HEY! WHERE DID THAT WOMAN GO?
I’ve always liked that line from Hamlet: ‘Oh that this too solid flesh would melt…’ endowed, all my life, with far too much solid flesh, it sounded like the perfect solution.
A melting-away, no calorie-counting, no punishing-exercise regime. Just a peaceable transformation to a sylph.
And then one day I realised it had happened, only not quite as I hoped.
No sylph (flesh solid as ever)…I had simply become invisible.
If you’re 50 plus you’ll know what I mean: you’re next in the queue but the shop assistant serves the person behind you; men and younger women almost knock you over, talk across you, ignore you in meetings.
Get it? I knew you would.
We live in a mediated world; the images and the messages we see around us in shops and malls, in women’s magazines, and on the television in our own homes, tell us who’s important, who belongs to the tribe.
It’s called “representational flattery”, this constant reflection of viewers, readers and consumers back to themselves.
But older women are readers, viewers and consumers too – except that we’re not there, not visible.
Occasionally you’ll catch a glimpse of an older woman, perhaps in an advertisement for some anti-ageing product, but she won’t be like you and me, she’ll be a photo-shopped woman or a computer generated one: smooth, shiny, airbrushed and wrinkle free.

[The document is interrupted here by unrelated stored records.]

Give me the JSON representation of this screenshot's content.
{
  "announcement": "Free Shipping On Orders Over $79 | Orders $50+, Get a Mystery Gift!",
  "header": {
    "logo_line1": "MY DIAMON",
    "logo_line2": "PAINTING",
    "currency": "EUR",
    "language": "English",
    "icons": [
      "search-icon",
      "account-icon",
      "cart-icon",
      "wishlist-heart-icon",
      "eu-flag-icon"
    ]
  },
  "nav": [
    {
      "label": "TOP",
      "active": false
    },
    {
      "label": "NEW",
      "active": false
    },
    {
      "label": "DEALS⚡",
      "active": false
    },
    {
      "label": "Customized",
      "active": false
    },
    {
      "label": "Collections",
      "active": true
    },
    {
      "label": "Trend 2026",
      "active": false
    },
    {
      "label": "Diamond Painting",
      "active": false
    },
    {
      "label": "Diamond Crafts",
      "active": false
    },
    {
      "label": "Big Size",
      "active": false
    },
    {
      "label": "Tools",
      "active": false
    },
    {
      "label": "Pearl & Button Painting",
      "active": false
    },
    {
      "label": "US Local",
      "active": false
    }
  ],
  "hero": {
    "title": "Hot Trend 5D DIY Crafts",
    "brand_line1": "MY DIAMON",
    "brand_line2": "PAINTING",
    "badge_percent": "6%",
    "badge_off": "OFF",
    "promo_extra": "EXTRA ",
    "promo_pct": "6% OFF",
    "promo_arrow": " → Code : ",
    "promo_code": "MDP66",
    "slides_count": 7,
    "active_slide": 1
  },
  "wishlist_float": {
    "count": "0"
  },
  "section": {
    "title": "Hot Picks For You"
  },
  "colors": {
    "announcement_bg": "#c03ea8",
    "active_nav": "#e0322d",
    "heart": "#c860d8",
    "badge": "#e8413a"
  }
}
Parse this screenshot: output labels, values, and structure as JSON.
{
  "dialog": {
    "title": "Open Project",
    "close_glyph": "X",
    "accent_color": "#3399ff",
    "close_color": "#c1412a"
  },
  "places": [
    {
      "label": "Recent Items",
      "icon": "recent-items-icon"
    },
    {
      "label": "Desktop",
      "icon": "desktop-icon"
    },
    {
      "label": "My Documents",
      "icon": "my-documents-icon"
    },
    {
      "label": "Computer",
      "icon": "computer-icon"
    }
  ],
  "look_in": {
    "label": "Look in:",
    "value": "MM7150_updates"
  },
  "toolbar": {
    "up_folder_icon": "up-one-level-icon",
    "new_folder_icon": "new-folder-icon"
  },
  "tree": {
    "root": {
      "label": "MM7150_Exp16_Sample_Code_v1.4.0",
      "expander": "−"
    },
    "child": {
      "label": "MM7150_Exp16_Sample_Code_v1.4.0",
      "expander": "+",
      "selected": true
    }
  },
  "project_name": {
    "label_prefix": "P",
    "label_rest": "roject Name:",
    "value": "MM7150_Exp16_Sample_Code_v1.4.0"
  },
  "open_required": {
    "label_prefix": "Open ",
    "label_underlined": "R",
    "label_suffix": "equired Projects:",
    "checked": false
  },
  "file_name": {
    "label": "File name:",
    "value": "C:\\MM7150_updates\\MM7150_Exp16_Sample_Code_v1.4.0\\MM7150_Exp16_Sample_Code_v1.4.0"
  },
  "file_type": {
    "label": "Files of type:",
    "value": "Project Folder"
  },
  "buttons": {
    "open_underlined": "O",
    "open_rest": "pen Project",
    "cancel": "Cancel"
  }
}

You might see an older woman in a soap opera but she won’t be the central character; she’ll exist to create conflict for the really important characters – men, younger women and children. And she’ll be a stereotype: a nosey neighbour, a bossy aunt, an interfering mother-in-law, a castrating boss, or a lonely and bitter spinster seeking comfort in a cask of wine.
If you spot an older woman in a magazine she’ll be the grandmother of the bride or a scary example of the dangers of ignoring ‘the fight against ageing’.
From the visual displays in the mall, young women with perfect skin, bouncy, enhanced breasts, pouting lips, long straight hair and perfect teeth gaze down on us.
They have “the look” - innocent but “up for it”; sexy, superficial, digitally manipulated, devoid of depth, passive, malleable, unlikely to make trouble.
But the real women in the mall are a different species.
At least half of us are over 50, some a lot older.
We’re women with busy, rewarding lives, significant responsibilities, important dreams, chequered histories and major achievements.
Many of us are in full or part-time work, contemplating diminishing superannuation or the lack of it, or perhaps with more disposable income than we had in our youth.
Some are caring for partners or adult children with disabilities, helping with childcare, volunteering within their communities.
We are the women who deliver meals and library books, start orphanages in third world countries, run small businesses, sit on boards, conduct orchestras and choirs, raise money for charities, read and write books, go to art galleries and the footy, campaign for peace, for the ethical treatment of refugees, against domestic violence, and the destruction of the environment.
We blog and tweet, fall in and out of love, have great sex, surf, trek, and help to feed the starving and heal the sick in the most deprived regions of the world.